7.Corbyn’s not the Messiah…from the naysayers on the Left to the hacks of the Right, it feels like a whole swathe of people are missing the joke. The personality cult built up around Corbyn is precisely BECAUSE he isn’t a charismatic leader. Many, many a time we’ve seen strong personalities swing people’s thoughts and actions, then the collapse of the momentum when that personality is removed/crushed/killed/ousted. Like the most British of Coups, he’s become a figurehead because he’s a little bit shit. The cult of Corbyn has come about regardless of him not because of him. The likes of ‘Council Estate Socialist’ Angela Rayner or sweary Emily Thornberry could easily slide into place as the next Leader. This man and this moment are incomparable therefore to other leaders and situations that have gone before. It’s that moment in the Life of Brian when the roaring mob are shouting “Release Roderick” and then switch to “Release Brian” merely for the lolz. We are the mob and he’s not the messiah. Corbyn’s beigeness, his notable medicority, make the rise of these movements way less predictable than if he was the compelling alpha figure he’s bewilderingly painted to be.

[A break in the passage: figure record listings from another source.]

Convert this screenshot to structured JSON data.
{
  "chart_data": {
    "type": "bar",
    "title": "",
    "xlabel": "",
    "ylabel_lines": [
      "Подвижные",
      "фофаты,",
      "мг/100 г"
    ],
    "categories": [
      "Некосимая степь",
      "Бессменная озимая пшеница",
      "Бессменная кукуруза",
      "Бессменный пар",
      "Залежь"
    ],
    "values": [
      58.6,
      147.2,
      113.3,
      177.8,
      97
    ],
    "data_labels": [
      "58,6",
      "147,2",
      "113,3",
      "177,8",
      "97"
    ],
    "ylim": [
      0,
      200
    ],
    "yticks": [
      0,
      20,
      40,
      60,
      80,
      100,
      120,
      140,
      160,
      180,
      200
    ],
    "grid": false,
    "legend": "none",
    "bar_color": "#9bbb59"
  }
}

8.We don’t need a shotgun wedding. The fluidity of ins and outs with ideas and actions (point 2) is replicated with many people’s fluidity of ins and outs with commitment. We do not have to be completely enamoured with the Labour Party. Nor do we have to be against it. The point of time we are in is one of movement. A Labour Party win that takes them out of opposition and into power will of course again transform our relationship with the Party, though I strongly suspect won’t terminate it. Our parties, our organisations and our networks are riddled with contradictions and limitations and possibilities and potentials. To read the Labour Party of our time as a solid mass, fixed in purpose and matter, to be only acted within or acted against is to stubbornly adhere to a time that has gone before, rather than this time that is here.
9.Wish i’d gone to The World Transformed. Even my Mum was there.